John Browne

John Brown, eldest son of Rev. Chad and Elizabeth Brown, was born in England, in 1630. Of his life and character very little had been handed down through the intervening centuries. It is evident from the offices of trust in the colony which he held that he was respected and honored in early Providence. We find him one of the commissioners from Providence to meet commissioners chosen to represent other towns in the colony of Warwick, August 31, 1654, the purpose of the meeting being to adjust certain difficulties which threatened to disturb the peace and harmony of the colony. He served as surveyor of highways in 1659; was a freeman in 1655; was subsequently a moderator, and deputy to the Rhode Island General Assembly, and assistant for Providence. He was appointed in 1662, an associate with Roger Williams and Thomas Harris, Jr., the three constituting the Town Council of Providence. In 1672 he sold the home lot of his father to his brother, James, of Newport, who resold it the same day to Daniel Abbott. Nearly one hundred years later a part of it was repurchased by his great-grandsons, John and Moses Brown, and by them presented to the College of Rhode Island, at the time of its removal from Warren to Providence. The cornerstone of University Hall, for may years the only building, was laid by John Brown, May 31, 1770.

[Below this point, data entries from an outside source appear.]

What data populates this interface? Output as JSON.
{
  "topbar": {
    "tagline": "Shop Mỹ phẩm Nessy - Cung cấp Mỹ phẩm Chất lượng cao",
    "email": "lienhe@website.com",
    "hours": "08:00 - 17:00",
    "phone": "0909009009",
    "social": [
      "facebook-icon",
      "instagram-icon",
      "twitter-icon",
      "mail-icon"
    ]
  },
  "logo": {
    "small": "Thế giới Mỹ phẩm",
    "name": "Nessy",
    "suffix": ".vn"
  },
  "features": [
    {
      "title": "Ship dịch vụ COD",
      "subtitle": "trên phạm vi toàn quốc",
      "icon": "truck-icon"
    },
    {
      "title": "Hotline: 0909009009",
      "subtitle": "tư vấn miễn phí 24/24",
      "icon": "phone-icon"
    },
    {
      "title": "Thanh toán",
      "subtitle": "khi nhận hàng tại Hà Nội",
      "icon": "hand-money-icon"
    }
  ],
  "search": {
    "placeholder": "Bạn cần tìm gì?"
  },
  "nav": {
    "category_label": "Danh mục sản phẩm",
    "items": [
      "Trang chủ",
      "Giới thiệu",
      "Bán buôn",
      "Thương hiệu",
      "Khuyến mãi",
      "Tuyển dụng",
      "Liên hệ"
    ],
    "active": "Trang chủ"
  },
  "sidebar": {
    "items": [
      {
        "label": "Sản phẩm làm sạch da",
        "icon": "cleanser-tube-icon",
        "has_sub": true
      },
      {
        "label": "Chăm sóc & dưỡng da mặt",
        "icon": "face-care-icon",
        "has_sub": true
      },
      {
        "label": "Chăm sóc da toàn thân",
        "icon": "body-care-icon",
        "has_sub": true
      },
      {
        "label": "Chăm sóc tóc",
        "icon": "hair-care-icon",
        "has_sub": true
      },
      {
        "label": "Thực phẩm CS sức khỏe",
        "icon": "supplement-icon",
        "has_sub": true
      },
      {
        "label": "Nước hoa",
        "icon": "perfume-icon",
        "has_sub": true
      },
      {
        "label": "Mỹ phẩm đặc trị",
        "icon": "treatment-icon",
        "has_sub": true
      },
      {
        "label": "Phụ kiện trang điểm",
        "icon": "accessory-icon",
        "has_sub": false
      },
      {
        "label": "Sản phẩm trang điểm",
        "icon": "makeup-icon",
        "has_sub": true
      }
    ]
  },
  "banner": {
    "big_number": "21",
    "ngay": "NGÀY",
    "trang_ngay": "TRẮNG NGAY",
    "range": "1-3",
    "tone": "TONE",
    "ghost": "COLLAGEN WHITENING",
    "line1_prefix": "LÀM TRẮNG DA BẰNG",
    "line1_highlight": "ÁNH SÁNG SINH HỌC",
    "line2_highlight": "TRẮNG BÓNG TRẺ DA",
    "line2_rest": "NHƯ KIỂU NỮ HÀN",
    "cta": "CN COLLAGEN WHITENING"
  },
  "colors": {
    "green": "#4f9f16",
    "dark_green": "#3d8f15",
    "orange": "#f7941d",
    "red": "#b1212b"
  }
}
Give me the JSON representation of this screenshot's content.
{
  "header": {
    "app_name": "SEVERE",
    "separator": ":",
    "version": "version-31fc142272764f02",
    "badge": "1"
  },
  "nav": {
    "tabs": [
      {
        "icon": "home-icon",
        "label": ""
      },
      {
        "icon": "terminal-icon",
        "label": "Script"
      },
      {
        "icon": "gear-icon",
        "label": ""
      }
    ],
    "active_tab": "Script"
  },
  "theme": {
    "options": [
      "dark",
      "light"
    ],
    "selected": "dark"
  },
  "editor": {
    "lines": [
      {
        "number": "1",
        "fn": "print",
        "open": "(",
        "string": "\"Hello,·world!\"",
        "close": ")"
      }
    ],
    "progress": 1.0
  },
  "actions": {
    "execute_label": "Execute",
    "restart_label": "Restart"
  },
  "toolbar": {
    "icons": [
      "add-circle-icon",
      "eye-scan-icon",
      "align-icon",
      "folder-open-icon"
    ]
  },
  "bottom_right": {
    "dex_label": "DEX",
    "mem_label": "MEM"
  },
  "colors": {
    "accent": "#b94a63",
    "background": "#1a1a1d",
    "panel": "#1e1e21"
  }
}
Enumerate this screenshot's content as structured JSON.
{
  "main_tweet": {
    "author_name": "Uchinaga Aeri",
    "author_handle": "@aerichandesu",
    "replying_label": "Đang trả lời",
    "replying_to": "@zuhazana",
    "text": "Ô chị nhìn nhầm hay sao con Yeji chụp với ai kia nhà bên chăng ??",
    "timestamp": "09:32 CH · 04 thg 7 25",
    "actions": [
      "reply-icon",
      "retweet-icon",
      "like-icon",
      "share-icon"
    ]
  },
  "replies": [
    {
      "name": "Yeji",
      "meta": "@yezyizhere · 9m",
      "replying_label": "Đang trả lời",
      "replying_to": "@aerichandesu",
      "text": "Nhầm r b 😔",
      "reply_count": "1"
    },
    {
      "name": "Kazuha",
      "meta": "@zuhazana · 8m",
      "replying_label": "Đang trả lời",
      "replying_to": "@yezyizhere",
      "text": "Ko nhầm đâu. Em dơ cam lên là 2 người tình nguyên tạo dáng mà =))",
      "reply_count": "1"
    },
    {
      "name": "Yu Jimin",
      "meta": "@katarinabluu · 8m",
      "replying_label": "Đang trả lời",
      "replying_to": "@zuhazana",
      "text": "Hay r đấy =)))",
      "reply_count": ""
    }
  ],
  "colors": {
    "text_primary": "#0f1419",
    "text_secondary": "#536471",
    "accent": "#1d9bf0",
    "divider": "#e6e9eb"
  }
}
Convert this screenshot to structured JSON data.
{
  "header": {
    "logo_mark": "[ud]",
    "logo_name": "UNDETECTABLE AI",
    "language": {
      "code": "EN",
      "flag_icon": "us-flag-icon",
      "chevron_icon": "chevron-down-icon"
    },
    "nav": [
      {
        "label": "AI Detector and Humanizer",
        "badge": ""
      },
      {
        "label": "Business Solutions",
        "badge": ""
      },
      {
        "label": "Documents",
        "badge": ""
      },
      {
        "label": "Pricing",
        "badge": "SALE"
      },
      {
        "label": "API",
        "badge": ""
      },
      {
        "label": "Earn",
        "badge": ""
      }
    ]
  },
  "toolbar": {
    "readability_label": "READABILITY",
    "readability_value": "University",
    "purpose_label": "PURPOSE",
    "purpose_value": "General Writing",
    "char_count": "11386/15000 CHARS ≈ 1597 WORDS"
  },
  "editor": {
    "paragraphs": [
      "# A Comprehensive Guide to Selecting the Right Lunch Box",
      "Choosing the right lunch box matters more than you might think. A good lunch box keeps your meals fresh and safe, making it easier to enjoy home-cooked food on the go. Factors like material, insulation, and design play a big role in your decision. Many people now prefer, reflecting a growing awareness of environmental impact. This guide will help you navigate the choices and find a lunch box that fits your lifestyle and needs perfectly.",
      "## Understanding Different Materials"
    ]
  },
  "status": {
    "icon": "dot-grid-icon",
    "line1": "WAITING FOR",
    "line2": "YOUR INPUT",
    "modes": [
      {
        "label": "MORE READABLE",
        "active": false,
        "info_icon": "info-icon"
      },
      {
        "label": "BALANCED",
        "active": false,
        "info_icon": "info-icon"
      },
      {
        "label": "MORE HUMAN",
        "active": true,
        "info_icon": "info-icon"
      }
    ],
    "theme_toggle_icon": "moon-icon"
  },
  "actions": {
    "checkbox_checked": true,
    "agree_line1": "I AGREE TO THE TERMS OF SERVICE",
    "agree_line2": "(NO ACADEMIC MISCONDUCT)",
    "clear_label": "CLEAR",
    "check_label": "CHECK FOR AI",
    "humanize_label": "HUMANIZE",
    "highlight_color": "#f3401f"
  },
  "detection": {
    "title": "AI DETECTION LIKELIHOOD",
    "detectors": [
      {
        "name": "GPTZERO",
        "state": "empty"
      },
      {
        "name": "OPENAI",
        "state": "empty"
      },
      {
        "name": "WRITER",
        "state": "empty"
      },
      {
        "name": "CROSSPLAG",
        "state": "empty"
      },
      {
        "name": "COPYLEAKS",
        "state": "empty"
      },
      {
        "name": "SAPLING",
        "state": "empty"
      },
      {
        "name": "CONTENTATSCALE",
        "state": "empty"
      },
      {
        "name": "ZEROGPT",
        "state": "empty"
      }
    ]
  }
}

From the Rhode Island State Archives, 337 Westminster St., Providence, RI 02903: November 3, 1649. He and five others drew lots for the home share of Mr. Lea, deceased, whose widow was to have 30s. September 2, 1659. Taxed 3s. 4d. 1651. He was on a jury concerning death of Margaret Goodwin, the verdict being that "the terribleness of the crack of thunder on the second of the third month, 1651, or the coldness of the night, being she was naked did kill her." 1652-55-59-60-64. Juryman. June 6, 1659. Surveyor of Highways.
March 25, 1661. He was on a committee to levy a rate of 35 Pounds for a colony prison. May 10, 1661. He and two others received a deed on behalf of Providence from Wuttiashant of Tract called Wayunckeke. March 14, 1662. Moderator of town meeting. In the same year he was on a committee to build a bridge over the Moshassuck River, and also on a committee to levy a rate of 76 Pounds, 2s. 6d., to send Mr. Clarke to England. 1662-64-65. Town Council. 1663-64. Deputy. 1665-66. Assistant. May 31, 1666. He took oath of allegiance. February 27, 1669. He and wife Mary sold James Matteson 5 acres given him by his father Chad Brown. December 21, 1672. He sold a lot to his brother Jeremiah, of Newport, which his father Chad had bought of George Rickard. December 31, 1672. He sold to his brother James of Newport, the home lot of their father Chad Brown, deceased, which had come to said John, by reversion from his mother Elizabeth "according as my father Chad Brown by his will disposed" etc. A reservation was made of 20 feet square, within the orchard where my father and mother are buried, with free egress. This land was sold the same day to Daniel Abbott, and part of it subsequently repurchased by John and Moses Brown, and presented to Brown University, and built upon by that corporation. July 1, 1679. Taxed 5s. September 1, 1687. Taxed with son John 9s. 1687. Ratable estate, 4 oxen, 5 cows, 4 two years, 2 three years, 45 sheep, 3 horses, 3 hogs, 7 acres planting land, 7 acres pasture, 7 acres swamp meadow, 5 acres bog meadow. July 6, 1690. He deeded to son James "for his well being and settlement, and also in consideration of his good obedience and pains, care and diligence, which he constantly hath taken in providing for my family, my three house lots or home shares of land lying all together, with my dwelling house," etc., and other land. Reservation was made to his wife and himself for life, of dwelling in the house, and comfortable maintenance. 1701. He and Pardon Tillinghast, as elders of the church, ordained James Clarke, of Newport, as Pastor of the Second Baptist Church there. March 13, 1703. He recorded the ear mark of his cattle, "in each ear a hole."

From The Chad Browne Memorial, consisting of Genealogical Memoirs of a Portion of the Descendants of Chad and Elizabeth Browne, with an Appendix, containing sketches of Other Early Rhode Island Settlers, 1638-1888, compiled by a Descendant & printed for the family (300 copies - one of which is in the Providence Public Library, Providence, RI), Appendix pg 135:

John Brown accompanied his father (and mother) when he came to Providence, having been at that time, as Moses Brown says, about eight years of age. He was chosen a member of the Town Council in 1665, and is stated by Backus, in his Church History, to have been afterwards an Elder in the Baptist church. He resided at the North end of Providence, northward of the house of Elisha Brown, and married Mary, daughter of Rev. Obadiah Holmes, second pastor of the First Baptist church, Newport.